Before expiration, according to the CME FedWatch Tool, the US federal funds rate futures market estimated the probability of raising interest rates by 1 yard (25 basis points) in February next year was 65.9%, and the probability of raising interest rates by 2 yards (50 basis points) The probability is 34.1%, and the terminal rate is between 4.75% and 5%.

In addition, the Ministry of Commerce also announced on the same day that the initial value of the monthly growth rate of durable goods orders in November unexpectedly dropped by 2.1%, which was far lower than the decline of 0.1 % expected by the market. the lowest value since February this year after three consecutive months of growth. The value was revised downwards from 1.1% to 0.7%, while the initial value of the monthly growth rate of goods orders core durables, excluding defense, decreased 2.6%.

Starting at 22:00 on Thursday (23rd) Taipei time:
(Photo: Juheng.com)
Focus on actions:

Tesla (ATS-US) fell 2.15% in early trading to $122.59 a share

Tesla CEO Musk said he will not sell more Tesla shares in the next 18 to 24 months. Musk has sold about $39 billion worth of Tesla stock in the past year, including his $44 billion takeover of Twitter. Shares of Tesla rose about 1.2% in premarket trading.

Metaplatforms(META-USA) fell 0.32% to $116.74 a share in early trading

Facebook’s parent company, Meta Platforms, has agreed to pay $725 million to settle a class-action lawsuit alleging Facebook gave third parties such as Cambridge Analytica access to users’ personal information. Shares of Meta rose 0.6% in pre-market trading.

Biogene(BIIB-USA) fell 1.30% in early trading to $276.95 per share

Biogen’s Japanese partner Eisai confirmed to Reuters a third death in a trial of lecanemab, the two companies’ investigational Alzheimer’s drug, and said it was investigating the cause of death.

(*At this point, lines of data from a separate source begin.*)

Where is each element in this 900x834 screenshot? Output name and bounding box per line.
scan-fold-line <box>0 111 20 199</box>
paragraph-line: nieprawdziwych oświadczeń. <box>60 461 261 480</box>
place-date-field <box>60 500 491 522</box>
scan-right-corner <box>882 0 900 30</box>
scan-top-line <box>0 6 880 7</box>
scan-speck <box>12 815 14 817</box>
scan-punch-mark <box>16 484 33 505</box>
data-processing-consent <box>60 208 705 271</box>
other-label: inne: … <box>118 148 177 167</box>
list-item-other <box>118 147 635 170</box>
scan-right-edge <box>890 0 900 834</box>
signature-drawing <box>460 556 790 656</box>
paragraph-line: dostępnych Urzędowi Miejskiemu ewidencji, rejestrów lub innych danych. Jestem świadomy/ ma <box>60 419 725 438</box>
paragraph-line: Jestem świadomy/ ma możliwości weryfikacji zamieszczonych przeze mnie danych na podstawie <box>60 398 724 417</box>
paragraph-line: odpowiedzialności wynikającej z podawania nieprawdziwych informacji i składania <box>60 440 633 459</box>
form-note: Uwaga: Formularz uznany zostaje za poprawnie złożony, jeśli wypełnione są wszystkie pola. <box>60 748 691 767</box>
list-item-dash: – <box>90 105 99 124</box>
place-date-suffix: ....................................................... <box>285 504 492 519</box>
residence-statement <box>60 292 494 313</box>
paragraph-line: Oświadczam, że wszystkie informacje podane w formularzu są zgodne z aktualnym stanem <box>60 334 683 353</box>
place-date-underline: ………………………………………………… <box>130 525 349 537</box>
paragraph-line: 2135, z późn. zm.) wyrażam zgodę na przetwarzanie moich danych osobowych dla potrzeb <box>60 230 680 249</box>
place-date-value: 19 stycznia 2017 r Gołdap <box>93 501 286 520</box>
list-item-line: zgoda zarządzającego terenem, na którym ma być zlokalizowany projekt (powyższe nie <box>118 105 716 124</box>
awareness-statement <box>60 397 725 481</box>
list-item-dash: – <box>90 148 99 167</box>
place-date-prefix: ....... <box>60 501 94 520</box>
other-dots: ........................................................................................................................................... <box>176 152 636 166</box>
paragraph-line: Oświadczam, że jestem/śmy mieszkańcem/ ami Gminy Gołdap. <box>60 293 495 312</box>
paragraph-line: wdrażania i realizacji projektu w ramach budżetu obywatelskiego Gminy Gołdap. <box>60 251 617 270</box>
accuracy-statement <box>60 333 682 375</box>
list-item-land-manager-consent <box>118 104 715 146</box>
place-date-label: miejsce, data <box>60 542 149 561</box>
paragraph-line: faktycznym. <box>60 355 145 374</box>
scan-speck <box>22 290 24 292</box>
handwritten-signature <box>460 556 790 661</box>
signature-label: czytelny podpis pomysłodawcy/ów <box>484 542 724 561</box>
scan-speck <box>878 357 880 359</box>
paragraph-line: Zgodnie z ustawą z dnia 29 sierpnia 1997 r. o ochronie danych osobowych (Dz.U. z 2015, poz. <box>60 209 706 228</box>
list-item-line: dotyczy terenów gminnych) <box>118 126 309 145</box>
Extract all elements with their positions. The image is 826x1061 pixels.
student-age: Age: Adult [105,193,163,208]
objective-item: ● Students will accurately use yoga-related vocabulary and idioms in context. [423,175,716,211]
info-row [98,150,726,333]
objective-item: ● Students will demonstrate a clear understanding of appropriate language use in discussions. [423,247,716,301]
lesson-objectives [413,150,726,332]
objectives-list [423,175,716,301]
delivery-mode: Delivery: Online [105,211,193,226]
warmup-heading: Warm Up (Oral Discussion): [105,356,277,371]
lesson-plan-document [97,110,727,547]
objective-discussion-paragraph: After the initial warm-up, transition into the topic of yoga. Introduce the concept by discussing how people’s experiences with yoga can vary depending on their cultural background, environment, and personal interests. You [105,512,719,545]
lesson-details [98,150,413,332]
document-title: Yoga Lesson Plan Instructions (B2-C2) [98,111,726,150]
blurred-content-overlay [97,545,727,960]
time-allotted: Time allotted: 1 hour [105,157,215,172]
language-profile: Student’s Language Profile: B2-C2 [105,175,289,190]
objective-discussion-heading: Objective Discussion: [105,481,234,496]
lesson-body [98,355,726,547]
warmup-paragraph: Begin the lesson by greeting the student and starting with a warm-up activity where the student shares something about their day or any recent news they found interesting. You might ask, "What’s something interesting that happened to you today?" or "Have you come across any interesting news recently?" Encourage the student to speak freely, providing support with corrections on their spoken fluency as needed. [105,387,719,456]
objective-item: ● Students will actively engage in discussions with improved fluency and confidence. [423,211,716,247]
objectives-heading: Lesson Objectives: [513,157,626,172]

The news impacted Biogen’s pre-market share price which fell more than 2%.

Today’s key economic data:
  • Revised Monthly Rate of US Building Permits in November was -10.6%, previously -11.2%
  • The total annualized number of building permits in the United States in November was revised to 1.351 million units, from the previous value of 1.342 million units
  • Monthly US personal spending rate in November was reported at 0.1%, expected at 0.2% and was 0.9% previously
  • US Personal Income Monthly Rate in November was restored at 0.4%, expected at 0.3% and previous value of 0.7%
  • US November PCE Price Index Reported 5.5% Annual Rate, 5.6% Expected, 6.1% Previous Value
  • US November PCE Price Index was 0.1%, 0.2% expected and prior value was 0.3%
  • November US PCE Core Price Index reported 4.7% annual rate, 4.7% expected and 5% prior value
  • US PCE Core Price Index posted a monthly rate of 0.2% in November, expected at 0.2% and prior value at 0.3%
  • US Starting Monthly Durable Goods Orders Rate in November reported -2.1%, -0.6% expected and 0.7% prior
  • US Consumer Confidence Index final in December was 59.7, expected 59.1 and prior value was 59.1
Wall Street Analysis:

Michael Hartnett, a senior investment strategist at Bank of America, is optimistic about the performance of bonds in the first half of next year, expecting the economic downturn to last for the first 6-9 months of next year and not be too severe or traumatic. Stocks will slowly edge higher in the second half of the year once it becomes clear that peak interest rates have passed and corporate profits have bottomed out, he said.

Hartnett also said that once investors start anticipating an economic recovery, the outlook for small-caps is “really good,” adding that “we’re not going back to a world of zero interest rates or quantitative easing, where they just own big tech stocks and you’re good to go.” , investors are looking for new leaders in the market, which will include small caps.”